See if it clears up after changing those settings.

Teth

It's OK to get a bunch of IP addresses for one site. Aside from manually checking, not sure how to see if an entry is malicious.

Do a complete recycle, starting with your cable modem. Disconnect and power off your wifi router, then turn off the modem for a few minutes. Power on the modem and wait until it's done doing its thing, then your wifi router.

Once that's all good, I'd recommend updating the firmware in your router. Also, how old is that cable modem? Grab the model number and call up your ISP, make sure they still support it.

tarnok

Well, my friend was over last night and we seem to have gotten it straightened out.

We determined that since my girlfriend had the same symptoms on her laptop when she was here, but not at home the problem must be either with the router or our internet connection rather than a virus. With this in mind he looked at the router settings for a bit then upgraded the firmware and everything worked.
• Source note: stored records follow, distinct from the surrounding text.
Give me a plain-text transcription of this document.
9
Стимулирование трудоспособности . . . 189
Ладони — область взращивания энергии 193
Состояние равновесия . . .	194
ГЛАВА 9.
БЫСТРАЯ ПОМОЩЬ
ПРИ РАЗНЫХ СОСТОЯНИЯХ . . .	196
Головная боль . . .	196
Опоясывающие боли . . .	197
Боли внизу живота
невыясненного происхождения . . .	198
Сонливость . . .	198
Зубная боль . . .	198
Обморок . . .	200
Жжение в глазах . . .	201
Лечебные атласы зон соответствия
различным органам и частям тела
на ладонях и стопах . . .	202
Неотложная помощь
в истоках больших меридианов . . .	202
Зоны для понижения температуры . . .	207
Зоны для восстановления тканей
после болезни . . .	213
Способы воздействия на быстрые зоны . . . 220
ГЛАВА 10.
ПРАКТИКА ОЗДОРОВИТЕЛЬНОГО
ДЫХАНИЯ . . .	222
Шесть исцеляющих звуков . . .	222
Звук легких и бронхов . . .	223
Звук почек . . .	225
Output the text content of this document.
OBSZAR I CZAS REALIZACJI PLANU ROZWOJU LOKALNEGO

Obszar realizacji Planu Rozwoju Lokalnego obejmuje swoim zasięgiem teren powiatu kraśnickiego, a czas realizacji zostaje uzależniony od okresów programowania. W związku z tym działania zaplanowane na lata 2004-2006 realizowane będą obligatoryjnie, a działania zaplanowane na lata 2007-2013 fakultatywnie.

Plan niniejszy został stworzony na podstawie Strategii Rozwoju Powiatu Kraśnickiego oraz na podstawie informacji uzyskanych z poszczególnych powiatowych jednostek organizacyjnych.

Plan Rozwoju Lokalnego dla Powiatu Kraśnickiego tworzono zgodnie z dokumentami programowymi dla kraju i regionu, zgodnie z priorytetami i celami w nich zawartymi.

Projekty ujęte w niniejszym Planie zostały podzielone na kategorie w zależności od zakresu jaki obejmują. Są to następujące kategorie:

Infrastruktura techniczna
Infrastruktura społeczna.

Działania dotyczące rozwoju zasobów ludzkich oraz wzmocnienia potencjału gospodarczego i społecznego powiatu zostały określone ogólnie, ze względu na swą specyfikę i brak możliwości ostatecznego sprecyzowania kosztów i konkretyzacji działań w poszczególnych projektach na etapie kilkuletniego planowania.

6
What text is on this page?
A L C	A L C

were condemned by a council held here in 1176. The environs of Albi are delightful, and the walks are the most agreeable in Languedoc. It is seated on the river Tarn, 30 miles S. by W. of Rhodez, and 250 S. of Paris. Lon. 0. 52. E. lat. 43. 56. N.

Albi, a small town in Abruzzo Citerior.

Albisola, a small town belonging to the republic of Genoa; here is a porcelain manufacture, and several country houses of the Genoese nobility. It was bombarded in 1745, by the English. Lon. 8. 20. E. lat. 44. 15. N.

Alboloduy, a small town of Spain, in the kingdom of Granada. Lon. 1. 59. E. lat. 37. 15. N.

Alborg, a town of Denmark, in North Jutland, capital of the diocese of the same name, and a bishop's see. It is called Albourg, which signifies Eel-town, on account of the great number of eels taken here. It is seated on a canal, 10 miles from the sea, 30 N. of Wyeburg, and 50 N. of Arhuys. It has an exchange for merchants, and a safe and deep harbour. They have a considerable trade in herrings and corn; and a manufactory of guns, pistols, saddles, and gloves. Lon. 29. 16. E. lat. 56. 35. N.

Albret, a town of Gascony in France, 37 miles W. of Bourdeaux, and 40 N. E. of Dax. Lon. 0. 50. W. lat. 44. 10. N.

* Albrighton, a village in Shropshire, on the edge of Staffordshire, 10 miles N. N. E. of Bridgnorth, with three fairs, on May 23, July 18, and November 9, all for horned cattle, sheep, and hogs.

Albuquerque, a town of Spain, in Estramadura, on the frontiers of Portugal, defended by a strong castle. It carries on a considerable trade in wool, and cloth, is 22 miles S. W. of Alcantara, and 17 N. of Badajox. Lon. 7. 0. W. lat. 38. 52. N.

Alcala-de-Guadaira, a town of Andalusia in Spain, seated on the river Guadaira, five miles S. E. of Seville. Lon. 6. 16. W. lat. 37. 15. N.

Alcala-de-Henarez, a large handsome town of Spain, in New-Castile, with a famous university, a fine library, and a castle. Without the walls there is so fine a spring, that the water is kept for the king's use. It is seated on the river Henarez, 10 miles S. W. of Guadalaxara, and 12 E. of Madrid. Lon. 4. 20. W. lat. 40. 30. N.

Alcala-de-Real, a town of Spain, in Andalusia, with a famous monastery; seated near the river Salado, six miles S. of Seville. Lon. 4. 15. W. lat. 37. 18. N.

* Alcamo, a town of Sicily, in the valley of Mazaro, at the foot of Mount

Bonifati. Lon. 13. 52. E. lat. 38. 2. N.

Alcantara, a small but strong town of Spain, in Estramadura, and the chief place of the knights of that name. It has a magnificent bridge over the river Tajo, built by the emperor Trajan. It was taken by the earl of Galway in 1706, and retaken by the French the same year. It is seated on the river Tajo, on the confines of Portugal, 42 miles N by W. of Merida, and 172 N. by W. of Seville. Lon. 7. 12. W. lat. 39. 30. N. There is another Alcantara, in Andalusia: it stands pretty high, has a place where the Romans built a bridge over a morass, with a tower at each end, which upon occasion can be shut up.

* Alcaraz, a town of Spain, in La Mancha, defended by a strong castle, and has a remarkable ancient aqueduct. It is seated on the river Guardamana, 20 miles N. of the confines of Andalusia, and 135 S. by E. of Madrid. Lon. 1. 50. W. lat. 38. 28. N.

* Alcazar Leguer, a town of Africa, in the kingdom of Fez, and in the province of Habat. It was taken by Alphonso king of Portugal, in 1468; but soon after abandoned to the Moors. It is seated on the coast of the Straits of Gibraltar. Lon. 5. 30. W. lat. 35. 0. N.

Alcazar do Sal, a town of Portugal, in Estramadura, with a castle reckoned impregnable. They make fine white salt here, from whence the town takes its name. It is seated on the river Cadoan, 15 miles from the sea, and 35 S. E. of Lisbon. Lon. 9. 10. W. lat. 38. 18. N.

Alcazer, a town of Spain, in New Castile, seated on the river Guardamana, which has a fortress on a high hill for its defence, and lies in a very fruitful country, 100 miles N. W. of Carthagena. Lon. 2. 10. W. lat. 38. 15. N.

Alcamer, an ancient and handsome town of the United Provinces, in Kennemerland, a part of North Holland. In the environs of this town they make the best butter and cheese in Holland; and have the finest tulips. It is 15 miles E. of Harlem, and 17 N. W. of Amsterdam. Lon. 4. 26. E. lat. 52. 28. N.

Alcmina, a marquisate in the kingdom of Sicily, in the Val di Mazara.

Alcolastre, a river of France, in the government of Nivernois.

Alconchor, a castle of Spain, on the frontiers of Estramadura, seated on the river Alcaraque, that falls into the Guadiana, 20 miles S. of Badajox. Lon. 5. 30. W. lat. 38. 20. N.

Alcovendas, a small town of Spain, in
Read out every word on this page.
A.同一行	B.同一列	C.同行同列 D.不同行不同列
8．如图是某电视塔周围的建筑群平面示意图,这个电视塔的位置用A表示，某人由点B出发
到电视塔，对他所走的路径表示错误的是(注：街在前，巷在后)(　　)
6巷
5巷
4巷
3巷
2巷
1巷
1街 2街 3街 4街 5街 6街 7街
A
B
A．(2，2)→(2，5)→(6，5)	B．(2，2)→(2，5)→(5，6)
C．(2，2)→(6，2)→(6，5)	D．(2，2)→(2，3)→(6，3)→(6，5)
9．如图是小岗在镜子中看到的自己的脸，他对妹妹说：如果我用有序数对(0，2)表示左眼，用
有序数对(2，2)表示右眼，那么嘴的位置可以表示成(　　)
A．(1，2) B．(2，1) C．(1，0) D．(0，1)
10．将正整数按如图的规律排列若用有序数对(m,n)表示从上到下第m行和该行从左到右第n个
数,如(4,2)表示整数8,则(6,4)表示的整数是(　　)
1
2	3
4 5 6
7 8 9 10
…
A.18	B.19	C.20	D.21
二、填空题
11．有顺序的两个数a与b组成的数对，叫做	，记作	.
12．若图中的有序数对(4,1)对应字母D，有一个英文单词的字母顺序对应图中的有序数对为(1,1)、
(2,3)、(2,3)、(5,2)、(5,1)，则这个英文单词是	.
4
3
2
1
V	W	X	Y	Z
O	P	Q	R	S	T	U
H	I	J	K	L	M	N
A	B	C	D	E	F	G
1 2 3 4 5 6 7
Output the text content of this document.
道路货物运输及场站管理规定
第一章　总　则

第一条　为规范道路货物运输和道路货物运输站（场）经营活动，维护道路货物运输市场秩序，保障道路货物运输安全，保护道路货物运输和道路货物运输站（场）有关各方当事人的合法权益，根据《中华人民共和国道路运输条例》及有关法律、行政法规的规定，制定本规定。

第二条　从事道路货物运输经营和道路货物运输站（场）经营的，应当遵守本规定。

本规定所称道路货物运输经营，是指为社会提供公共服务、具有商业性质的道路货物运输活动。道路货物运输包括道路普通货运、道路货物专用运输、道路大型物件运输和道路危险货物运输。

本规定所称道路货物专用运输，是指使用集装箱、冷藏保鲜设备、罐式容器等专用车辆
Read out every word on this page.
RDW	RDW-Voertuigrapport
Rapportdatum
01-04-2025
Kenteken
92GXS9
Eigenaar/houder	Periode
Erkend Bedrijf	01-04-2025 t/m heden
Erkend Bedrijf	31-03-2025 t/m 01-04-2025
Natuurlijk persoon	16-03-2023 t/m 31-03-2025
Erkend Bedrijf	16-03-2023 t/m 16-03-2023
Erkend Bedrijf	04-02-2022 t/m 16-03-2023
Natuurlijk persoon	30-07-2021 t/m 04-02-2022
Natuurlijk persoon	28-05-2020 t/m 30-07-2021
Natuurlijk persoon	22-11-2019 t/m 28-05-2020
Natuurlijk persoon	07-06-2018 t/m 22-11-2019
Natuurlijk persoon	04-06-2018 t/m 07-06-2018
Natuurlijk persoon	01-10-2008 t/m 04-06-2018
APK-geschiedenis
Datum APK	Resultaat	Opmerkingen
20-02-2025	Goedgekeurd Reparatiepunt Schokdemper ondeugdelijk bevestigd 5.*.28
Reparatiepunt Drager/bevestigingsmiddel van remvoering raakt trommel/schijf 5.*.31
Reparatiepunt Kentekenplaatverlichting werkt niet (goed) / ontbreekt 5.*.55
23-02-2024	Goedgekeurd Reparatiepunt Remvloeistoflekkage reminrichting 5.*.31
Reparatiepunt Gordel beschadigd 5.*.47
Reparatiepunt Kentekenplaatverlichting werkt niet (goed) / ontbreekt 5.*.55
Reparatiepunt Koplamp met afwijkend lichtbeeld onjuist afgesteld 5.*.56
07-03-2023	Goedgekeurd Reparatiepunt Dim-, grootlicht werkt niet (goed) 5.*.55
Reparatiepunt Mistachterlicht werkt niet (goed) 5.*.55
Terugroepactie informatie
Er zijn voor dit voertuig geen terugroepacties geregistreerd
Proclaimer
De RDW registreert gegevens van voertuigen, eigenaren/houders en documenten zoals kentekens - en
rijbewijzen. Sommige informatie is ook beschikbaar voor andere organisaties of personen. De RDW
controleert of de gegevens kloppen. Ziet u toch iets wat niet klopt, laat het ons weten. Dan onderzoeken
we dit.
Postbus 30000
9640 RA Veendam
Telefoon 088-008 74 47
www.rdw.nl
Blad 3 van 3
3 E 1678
His theory is that when one of the computers was infected we used it to log into the router to change settings and the virus loaded a DNS header, I think is what he called it. It looked like our traffic was being routed through bumfuckistan and back, explaining the loooooong load times and timeouts.

Thank you for your help everyone. Have a happy new year and make sure to upgrade your firmware regularly.